Hi,
I'm trying to implement a Ceu DSL in Haskell, but I'm stuck on understanding the exact operational semantics described in the paper "A Memory-Bounded, Deterministic and Terminating Semantics for the Synchronous Programming Language Céu".
For example, let's take the following program:
par/and do
emit e;
with
await e;
_printf("here");
end
To my current understanding, this must always print the line "here", since `emit` in the second branch starts an internal reaction and thus awakes the `await` in the first branch.

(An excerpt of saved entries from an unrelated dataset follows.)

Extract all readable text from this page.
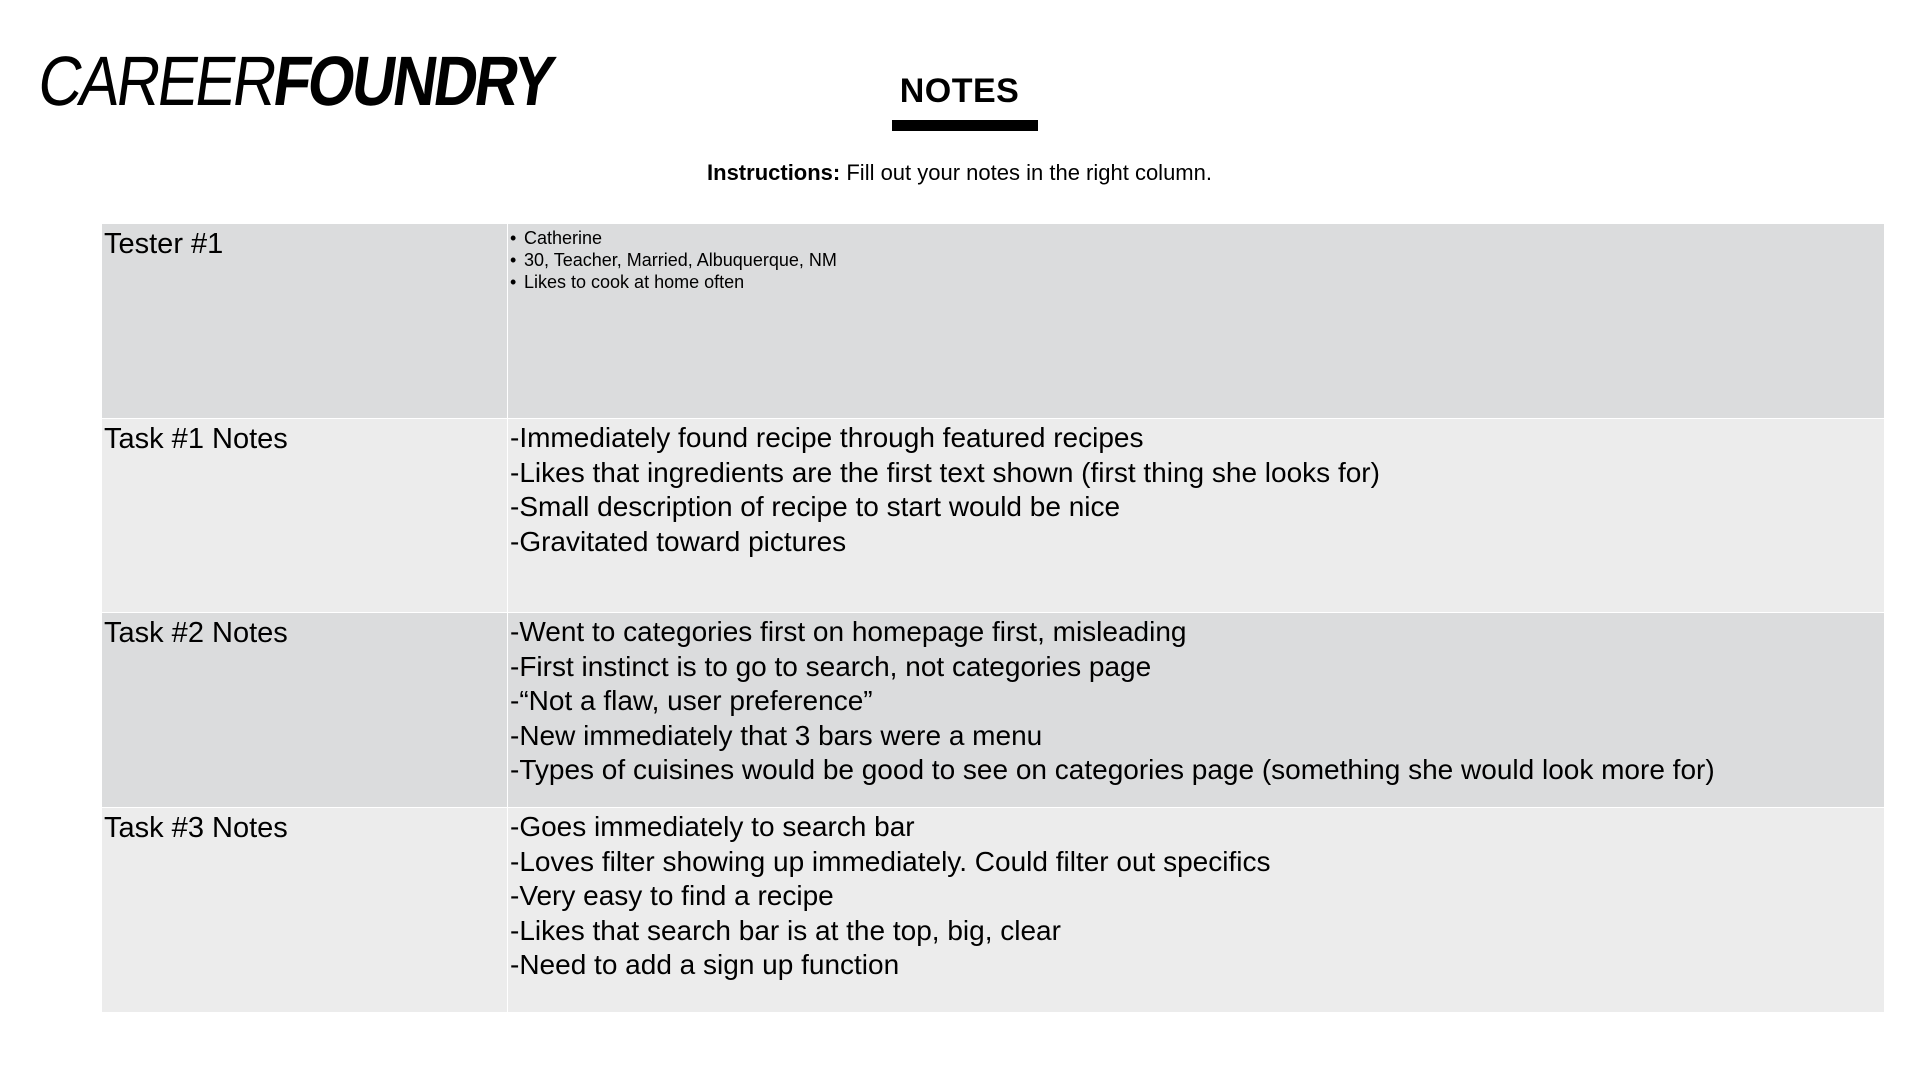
CAREERFOUNDRY	NOTES
Instructions: Fill out your notes in the right column.
Tester #1
•	Catherine
• 30, Teacher, Married, Albuquerque, NM
• Likes to cook at home often
Task #1 Notes	-Immediately found recipe through featured recipes
-Likes that ingredients are the first text shown (first thing she looks for)
-Small description of recipe to start would be nice
-Gravitated toward pictures
Task #2 Notes	-Went to categories first on homepage first, misleading
-First instinct is to go to search, not categories page
-“Not a flaw, user preference”
-New immediately that 3 bars were a menu
-Types of cuisines would be good to see on categories page (something she would look more for)
Task #3 Notes	-Goes immediately to search bar
-Loves filter showing up immediately. Could filter out specifics
-Very easy to find a recipe
-Likes that search bar is at the top, big, clear
-Need to add a sign up function
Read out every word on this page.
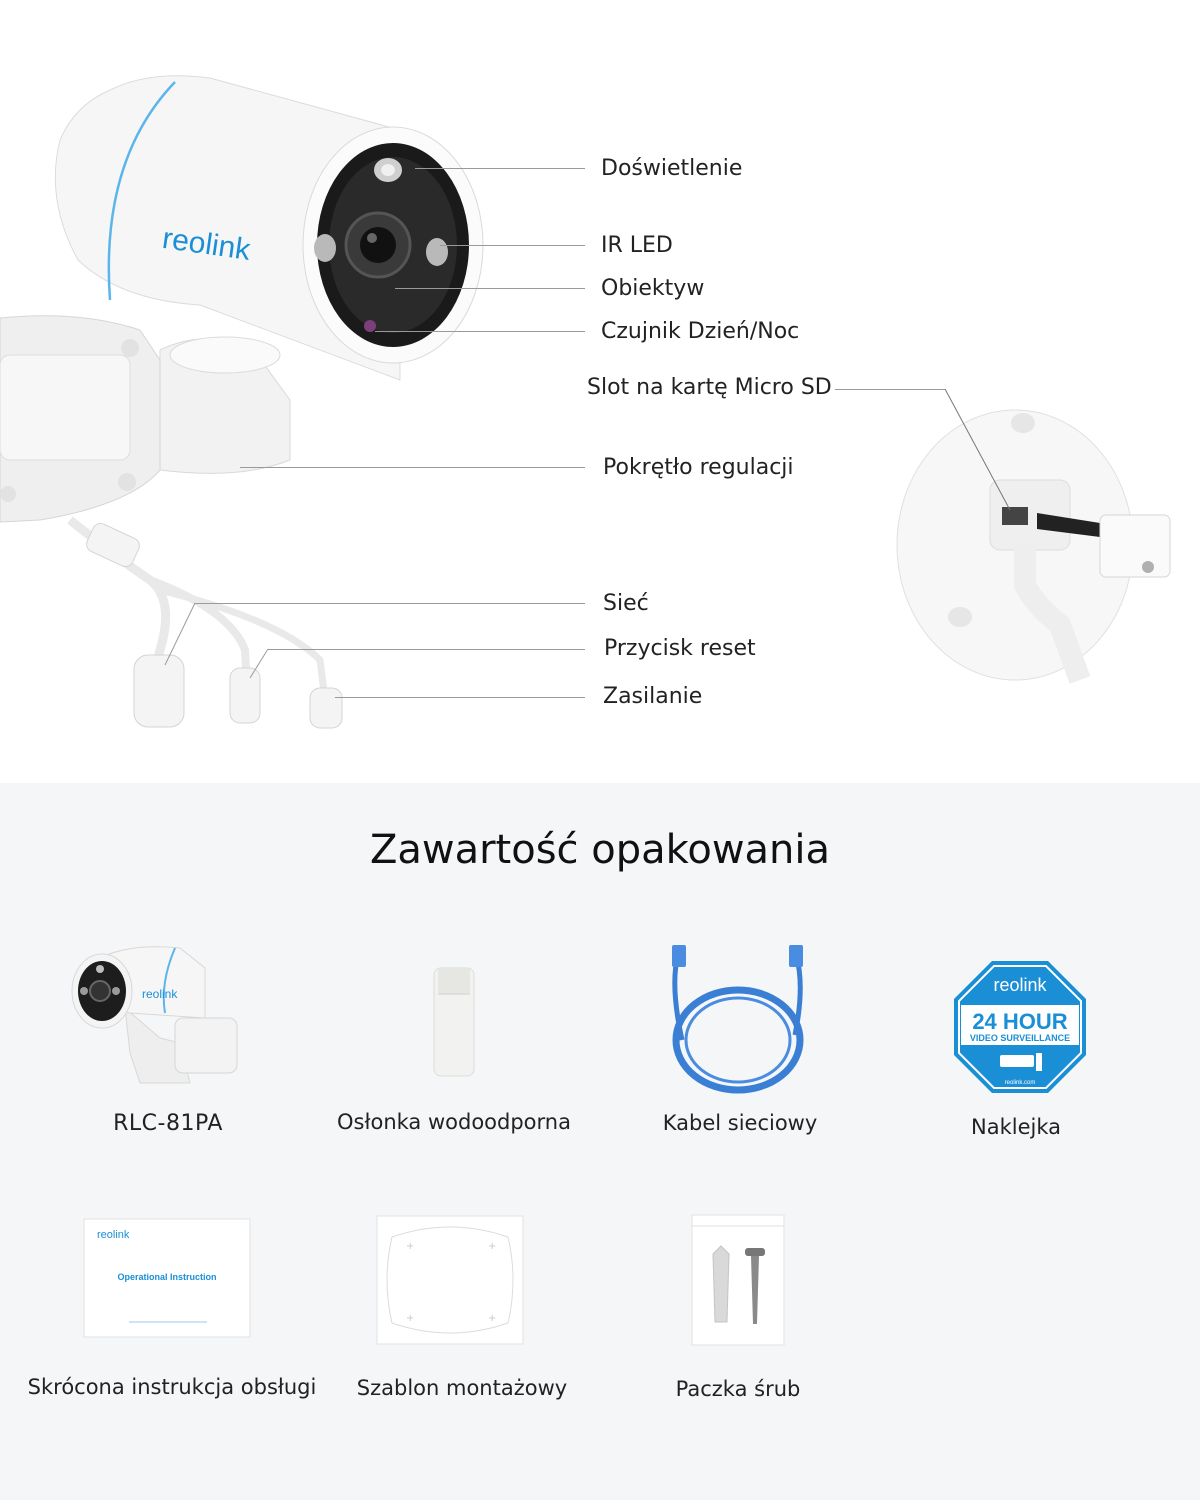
reolink
Doświetlenie
IR LED
Obiektyw
Czujnik Dzień/Noc
Slot na kartę Micro SD
Pokrętło regulacji
Sieć
Przycisk reset
Zasilanie
Zawartość opakowania
reolink
RLC-81PA	Osłonka wodoodporna	Kabel sieciowy
reolink
24 HOUR
VIDEO SURVEILLANCE
reolink.com
Naklejka
reolink
Operational Instruction
Skrócona instrukcja obsługi
+	+
+	+
Szablon montażowy	Paczka śrub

So, applying the matching transitions in order:
// Apply and-expd (p. 7)
par/@and do
emit e;
with
@canrun(0);
await e;
_printf("here");
end
// Apply and-adv1 and emit-int, emiting the event e (p. 6/7)
par/@and do
@canrun(0);
with
@canrun(0);
await e;
_printf("here");
end
// Apply push (p. 6)
par/@and do
@canrun(0);
with
@canrun(0);
await e;
_printf("here");
end
Here lies the crux of the issue. The `push` transition applies `bcast` to the program description (and also increases the current stack frame and consumes the current event). `bcast` is defined as (p. 8):
bcast(p @and q, e) = bcast(p, e) @and bcast(q, e)
bcast(p; q, e) = bcast(p, e); q
bcast(@canrun(n), e) = @canrun(n)
...
Applying `bcast` to the above program yields:
// Apply @and rule
bcast(@canrun(0) @and @canrun(0); await e; _printf("here"), e) = bcast(@canrun(0), e) @and bcast(@canrun(0); await e; _printf("here"), e)
// Left @and branch
bcast(@canrun(0), e) = @canrun(0)
// Right @and branch
bcast(@canrun(0); await e; _printf("here"), e) = bcast(@canrun(0), e); await e; _printf("here")
bcast(@canrun(0); await e; _printf("here"), e) = @canrun(0); await e; _printf("here")
So, as it turns out, the @canrun primitive seems to prevent the application of the `bcast(await(e), e) = @nop` rule and thus the elimination of the `await`. Further applying the transition rules will reduce the program to:
await e;
_printf("here");
which will be forever blocked. What am I missing?